Please let me know if you'd like me to elaborate on any aspect of the app I outlined above, as it does seem to have a fair chunk of functionality in common with your app. Hope to see/hear more about your app in the future!
EDIT
One more thing occurred to me - if you are keen to use a UITableView in your solution, then I would suggest that your power user lays out one UITableViewCell at a time. In fact, they would be dragging UILabels and other controls onto just a basic UIView, which when they've finished you then use to record the positions of the controls. You then use these positions when presenting those controls in a cell - in cellForRowAtIndexPath you would create and init all of the chosen controls, and position all of them in a newly created cell at the positions and layout the power user had chosen. The power user could also have a control to change the height of the cell they are laying out, for more flexibility. They would create a series of cell layouts one after the other (I guess each of these would be a "group" of controls), and then those cells would be presented in order in the table view. You could then give the power user some final tweaking control by letting them put the table into edit mode so they can reorder the cells (or even remove some).

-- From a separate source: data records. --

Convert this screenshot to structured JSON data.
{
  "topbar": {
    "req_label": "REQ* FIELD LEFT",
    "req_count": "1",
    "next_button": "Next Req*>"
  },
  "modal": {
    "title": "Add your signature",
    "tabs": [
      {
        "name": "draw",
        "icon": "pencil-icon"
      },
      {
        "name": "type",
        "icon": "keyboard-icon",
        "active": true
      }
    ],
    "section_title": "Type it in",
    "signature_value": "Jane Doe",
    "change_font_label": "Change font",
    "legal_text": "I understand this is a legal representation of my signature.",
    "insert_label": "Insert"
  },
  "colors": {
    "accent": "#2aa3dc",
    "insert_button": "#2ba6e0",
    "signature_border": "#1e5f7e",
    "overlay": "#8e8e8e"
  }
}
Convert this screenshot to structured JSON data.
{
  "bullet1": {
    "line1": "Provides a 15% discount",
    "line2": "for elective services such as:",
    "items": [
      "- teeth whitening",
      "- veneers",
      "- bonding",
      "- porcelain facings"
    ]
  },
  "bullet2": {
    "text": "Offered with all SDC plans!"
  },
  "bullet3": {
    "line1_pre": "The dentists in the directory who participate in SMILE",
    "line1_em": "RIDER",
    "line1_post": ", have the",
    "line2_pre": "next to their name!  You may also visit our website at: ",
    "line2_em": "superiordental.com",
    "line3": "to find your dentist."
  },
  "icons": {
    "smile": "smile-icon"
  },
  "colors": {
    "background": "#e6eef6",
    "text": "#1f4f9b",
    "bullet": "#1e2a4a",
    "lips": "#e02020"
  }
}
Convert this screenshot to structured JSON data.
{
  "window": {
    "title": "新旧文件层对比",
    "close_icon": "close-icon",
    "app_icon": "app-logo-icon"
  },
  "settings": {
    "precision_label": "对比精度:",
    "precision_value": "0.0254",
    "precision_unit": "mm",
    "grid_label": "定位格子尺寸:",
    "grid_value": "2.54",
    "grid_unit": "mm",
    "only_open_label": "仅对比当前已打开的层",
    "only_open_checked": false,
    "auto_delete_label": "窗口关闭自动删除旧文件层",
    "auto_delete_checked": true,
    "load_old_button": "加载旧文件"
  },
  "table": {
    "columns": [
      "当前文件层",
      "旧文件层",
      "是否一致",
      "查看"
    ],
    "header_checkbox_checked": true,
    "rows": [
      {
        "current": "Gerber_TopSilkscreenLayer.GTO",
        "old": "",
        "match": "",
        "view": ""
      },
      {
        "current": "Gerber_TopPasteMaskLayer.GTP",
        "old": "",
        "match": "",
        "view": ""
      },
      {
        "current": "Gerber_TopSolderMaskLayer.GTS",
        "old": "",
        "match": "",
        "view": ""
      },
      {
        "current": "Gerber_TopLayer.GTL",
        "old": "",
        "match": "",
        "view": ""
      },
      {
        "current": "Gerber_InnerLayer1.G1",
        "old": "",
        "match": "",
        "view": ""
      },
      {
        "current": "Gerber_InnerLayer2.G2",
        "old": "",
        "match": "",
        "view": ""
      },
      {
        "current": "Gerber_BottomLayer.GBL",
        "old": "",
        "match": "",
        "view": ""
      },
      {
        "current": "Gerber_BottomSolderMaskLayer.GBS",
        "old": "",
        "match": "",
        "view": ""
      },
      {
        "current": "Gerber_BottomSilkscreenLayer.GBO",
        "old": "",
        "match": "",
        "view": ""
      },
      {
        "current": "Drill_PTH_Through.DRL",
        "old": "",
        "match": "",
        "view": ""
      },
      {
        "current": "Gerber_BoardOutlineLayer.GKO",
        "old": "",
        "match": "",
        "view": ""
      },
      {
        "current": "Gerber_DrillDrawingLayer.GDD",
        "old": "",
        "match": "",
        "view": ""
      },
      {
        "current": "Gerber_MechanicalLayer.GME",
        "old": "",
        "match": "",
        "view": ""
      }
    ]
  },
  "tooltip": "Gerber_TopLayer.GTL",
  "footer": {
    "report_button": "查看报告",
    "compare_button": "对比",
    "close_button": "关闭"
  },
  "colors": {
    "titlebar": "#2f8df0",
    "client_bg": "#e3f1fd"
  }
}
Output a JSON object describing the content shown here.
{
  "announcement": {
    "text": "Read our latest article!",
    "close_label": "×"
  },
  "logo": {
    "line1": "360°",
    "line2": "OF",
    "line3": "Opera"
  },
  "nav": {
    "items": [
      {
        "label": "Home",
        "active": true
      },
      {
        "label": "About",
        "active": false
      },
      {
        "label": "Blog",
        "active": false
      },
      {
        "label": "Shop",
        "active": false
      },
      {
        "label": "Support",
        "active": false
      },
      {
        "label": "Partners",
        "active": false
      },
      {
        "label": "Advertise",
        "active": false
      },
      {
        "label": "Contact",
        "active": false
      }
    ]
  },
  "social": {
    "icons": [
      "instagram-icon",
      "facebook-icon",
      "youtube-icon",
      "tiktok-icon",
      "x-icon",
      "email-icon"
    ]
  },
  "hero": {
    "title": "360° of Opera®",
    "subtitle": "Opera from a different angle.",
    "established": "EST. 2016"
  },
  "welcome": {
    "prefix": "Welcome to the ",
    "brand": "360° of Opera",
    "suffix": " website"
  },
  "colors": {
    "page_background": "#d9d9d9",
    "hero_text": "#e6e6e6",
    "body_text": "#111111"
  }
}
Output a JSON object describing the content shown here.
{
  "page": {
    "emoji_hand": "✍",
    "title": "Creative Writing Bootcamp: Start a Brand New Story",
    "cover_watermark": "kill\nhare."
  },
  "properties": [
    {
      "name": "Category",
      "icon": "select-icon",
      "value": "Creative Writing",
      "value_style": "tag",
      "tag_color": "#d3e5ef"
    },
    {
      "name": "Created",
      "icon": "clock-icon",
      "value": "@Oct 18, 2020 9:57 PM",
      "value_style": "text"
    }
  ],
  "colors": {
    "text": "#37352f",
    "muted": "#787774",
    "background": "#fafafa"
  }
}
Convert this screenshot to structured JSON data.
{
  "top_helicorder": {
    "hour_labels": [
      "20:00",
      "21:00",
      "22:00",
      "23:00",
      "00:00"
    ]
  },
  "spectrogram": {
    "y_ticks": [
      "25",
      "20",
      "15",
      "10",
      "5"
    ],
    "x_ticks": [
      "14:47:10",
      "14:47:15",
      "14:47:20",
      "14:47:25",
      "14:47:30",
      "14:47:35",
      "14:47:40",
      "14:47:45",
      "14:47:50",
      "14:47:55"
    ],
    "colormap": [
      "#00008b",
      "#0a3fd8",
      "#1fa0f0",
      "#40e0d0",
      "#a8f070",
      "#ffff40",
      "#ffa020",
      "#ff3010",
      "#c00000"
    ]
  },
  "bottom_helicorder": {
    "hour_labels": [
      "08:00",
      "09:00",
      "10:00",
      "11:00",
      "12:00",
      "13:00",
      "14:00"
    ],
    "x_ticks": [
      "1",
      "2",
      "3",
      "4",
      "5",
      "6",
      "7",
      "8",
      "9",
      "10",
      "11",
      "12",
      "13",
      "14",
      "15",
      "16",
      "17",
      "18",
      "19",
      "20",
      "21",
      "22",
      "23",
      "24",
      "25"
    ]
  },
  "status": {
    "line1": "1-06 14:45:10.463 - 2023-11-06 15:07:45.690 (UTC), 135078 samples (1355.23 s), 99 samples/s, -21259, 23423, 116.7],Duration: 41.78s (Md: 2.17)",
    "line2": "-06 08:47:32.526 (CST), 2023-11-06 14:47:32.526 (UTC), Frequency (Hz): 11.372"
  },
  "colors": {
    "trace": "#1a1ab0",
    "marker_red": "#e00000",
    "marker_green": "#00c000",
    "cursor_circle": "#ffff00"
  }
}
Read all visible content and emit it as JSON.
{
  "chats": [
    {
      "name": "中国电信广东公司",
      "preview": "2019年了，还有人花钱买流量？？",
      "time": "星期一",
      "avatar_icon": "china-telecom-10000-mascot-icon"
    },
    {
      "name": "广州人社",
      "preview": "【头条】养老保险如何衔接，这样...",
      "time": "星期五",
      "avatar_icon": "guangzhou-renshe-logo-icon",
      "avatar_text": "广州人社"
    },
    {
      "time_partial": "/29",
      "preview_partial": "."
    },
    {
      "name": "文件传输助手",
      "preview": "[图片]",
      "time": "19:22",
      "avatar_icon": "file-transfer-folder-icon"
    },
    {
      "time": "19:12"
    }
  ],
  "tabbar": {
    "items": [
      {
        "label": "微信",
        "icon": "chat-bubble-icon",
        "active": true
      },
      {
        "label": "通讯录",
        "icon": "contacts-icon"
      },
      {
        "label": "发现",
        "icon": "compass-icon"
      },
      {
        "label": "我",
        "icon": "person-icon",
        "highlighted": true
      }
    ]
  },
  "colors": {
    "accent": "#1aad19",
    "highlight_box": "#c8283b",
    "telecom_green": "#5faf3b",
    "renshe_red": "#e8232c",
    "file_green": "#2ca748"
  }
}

Depending on the application, perhaps the user could also have these cell layouts they've previously created always available, so after they've built up a few common control groups, they can just keep reusing them to very rapidly build up a form. And then occasionally they would create a new cell layout when none of the ones they have created so far are suitable, and again it would be saved as a template for them to use again in future forms.
I would just make an EditView class that is just a UIView with some transparent background color. When you want to drag controls around, then set some type of edit mode where you overlay a bunch of EditViews on all the appropriate controls. The EditView would then support whatever gestures / touch handling you want to resize or move it. Dragging a view onto another view and releasing might prompt something like "Nest view A in view B?" which then you can make the related addSubview calls.
Nesting tableviews inside scrollviews won't be an issue, though I'm not sure what kind of behavior would be expected if you were trying to nest anything inside a tableview...that would have to be specified using standard UITableView methods.
For saving layouts and such, you might need to create your own pseudo-view hierarchy that contains various pieces of meta-data needed to recreate the final layout which you would then be able to store somewhere.